Seamless integrated partnerships
Dier said seamless integrated partnerships feature a supplier partner, manufacturer/assembler, customer/channel, and customer/end user.
How do you get there?
He cited the Pareto Principle's 80/20 rule: 20% of what you do accounts for 80% of your results, 20% of your customers generate 80% of your sales, and 20% of your products result in 80% of your profits.
“The key to a seamless integrated partnership is that you must identify your key customers (the 20% that generate 80% of revenue) your key products (the 20% that generate 80% of profit), and key suppliers (the 20% that generate 80% of materials),” he said.
“The essence of business is simple. You must have the best people: recruit, keep, and motivate the very best team members; the best products: constantly strive to provide the best value products to your customer; the best value: constantly strive to deliver the best value products at the lowest possible cost to produce; and the best support: constantly strive to provide the best possible customer/product support through the life of your product.”
Mackay said the commercial vehicle has been in transition for 16 years. There were at least 14 individual manufacturers of Class 8 trucks in the heavy truck market in 1960. With consolidation changing market shares, that number was down to six in 2008.
He said the market has been here before.
1973-75: There were excess truck sales in 1973 and 1974, our first oil shock, the first generation of DOT-121, and a long, hard recession.
1980-1982: There were excess truck sales in 1979, interest-rate issues, trucking-industry deregulation, and a long, hard recession.
1990-1991: There were excess truck
sales in 1988 and 1989, the savings-and-loans real estate bubble, the Iraq war, and a relatively short and soft recession.
2000-2001: There were excess truck sales in 1998 and 1999, a technology bubble, 9/11, and a relatively short and soft recession.

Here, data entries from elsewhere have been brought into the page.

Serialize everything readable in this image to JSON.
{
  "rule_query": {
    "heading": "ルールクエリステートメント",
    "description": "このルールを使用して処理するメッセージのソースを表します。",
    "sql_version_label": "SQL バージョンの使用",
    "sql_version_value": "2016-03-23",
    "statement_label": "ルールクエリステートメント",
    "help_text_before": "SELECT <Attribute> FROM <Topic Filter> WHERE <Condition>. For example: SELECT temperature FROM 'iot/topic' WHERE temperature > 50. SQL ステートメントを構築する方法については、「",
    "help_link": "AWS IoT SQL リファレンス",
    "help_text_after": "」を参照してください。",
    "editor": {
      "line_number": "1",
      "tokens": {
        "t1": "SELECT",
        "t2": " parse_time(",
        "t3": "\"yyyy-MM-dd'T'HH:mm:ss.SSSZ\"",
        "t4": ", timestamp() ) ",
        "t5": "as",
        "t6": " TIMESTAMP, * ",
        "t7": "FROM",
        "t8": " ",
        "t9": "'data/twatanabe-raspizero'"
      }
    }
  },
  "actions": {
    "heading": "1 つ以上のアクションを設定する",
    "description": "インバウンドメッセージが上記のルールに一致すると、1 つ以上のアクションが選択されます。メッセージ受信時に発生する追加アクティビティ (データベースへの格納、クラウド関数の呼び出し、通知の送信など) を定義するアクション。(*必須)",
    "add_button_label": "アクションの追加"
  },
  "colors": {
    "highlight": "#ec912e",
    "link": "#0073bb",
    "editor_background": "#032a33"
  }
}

The current downturn was generated by excess truck sales in 2005 and 2006 in anticipation of the 2007 engine emissions regulations, the sub-prime housing bust, and a financial market meltdown. The recession probably will be long and hard.
“We got out of whack as early as the first quarter of 2006 in terms of capacity to haul versus freight available to haul,” he said. “Looking back over the previous four recessions, we've gone through this before. It really is a question of balancing capacity with freight available to haul, and the challenge now is to get those two back in line.”